Smoke is also rising from Waiheke Island Whisky’s distillery, but from peat rather than manuka wood. Peat’s aroma varies depending on the composition of the flora it’s composed of. New Zealand peat, Waiheke says, is made up of flax, moss, rushes and ‘swamp forest’. The local at work again.
The new make, from quite a high off-spirit cut (65%) has a thrilling, vegetal, mezcal-esque element of green tomato/tomatillo, oak moss, and pear with a background earthiness. Vitally, it has sufficient sweetness to balance. Peaty new makes can be challenging, unless you like putty and paraffin. This is eminently sippable.

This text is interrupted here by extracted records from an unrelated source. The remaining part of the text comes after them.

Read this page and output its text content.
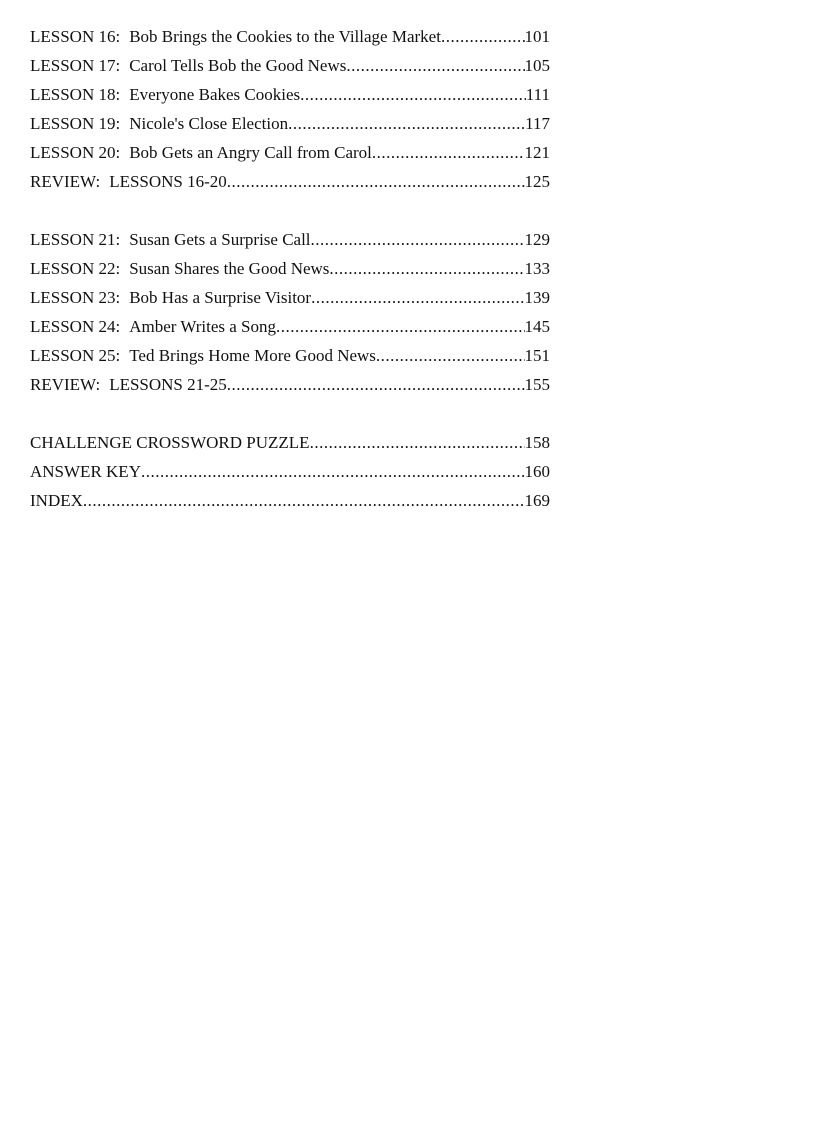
LESSON 16: Bob Brings the Cookies to the Village Market .....	101
LESSON 17: Carol Tells Bob the Good News .....	105
LESSON 18: Everyone Bakes Cookies .....	111
LESSON 19: Nicole's Close Election .....	117
LESSON 20: Bob Gets an Angry Call from Carol .....	121
REVIEW: LESSONS 16-20 .....	125
LESSON 21: Susan Gets a Surprise Call .....	129
LESSON 22: Susan Shares the Good News .....	133
LESSON 23: Bob Has a Surprise Visitor .....	139
LESSON 24: Amber Writes a Song .....	145
LESSON 25: Ted Brings Home More Good News .....	151
REVIEW: LESSONS 21-25 .....	155
CHALLENGE CROSSWORD PUZZLE .....	158
ANSWER KEY .....	160
INDEX .....	169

Seris I is a lightly peated, 5-day ferment (off spirit at 58%) aged first in STR, then Apera PX. Toffee crisp, pineapple, soft fruits, lemon pepper with the smoke subtle (burning paper, myrrh) and some depth.
Moss is also lightly smoked, but from a shorter ferment, and STR to ex-bourbon. There’s some of the vegetal element seen on the new make, with the oak adding in Bounty bars, dried pineapple, and a fresh breadiness. The smoke appears earlier on and works with the green (bay-like) elements to give that mossiness. While there’s a more roasted quality, the heart remains sweet.
Bog Monster, as the name suggests, is the biggest and therefore has been paired with virgin American oak, then ex-bourbon casks. A four-day ferment this time and off spirit at a very low 55%. There isn’t however any of the old motorbike oil and burning rubber which you might expect. The fact that there’s more wood isn’t surprising, but the smoke is ember-like, aromatic and earthy. It’s a Seamus Heaney poem in liquid form. Dig in.
All have clarity and sweetness, not muddied confusion. These are extraordinarily assured whiskies and another interpretation of place from this hugely exciting whisky-producing country.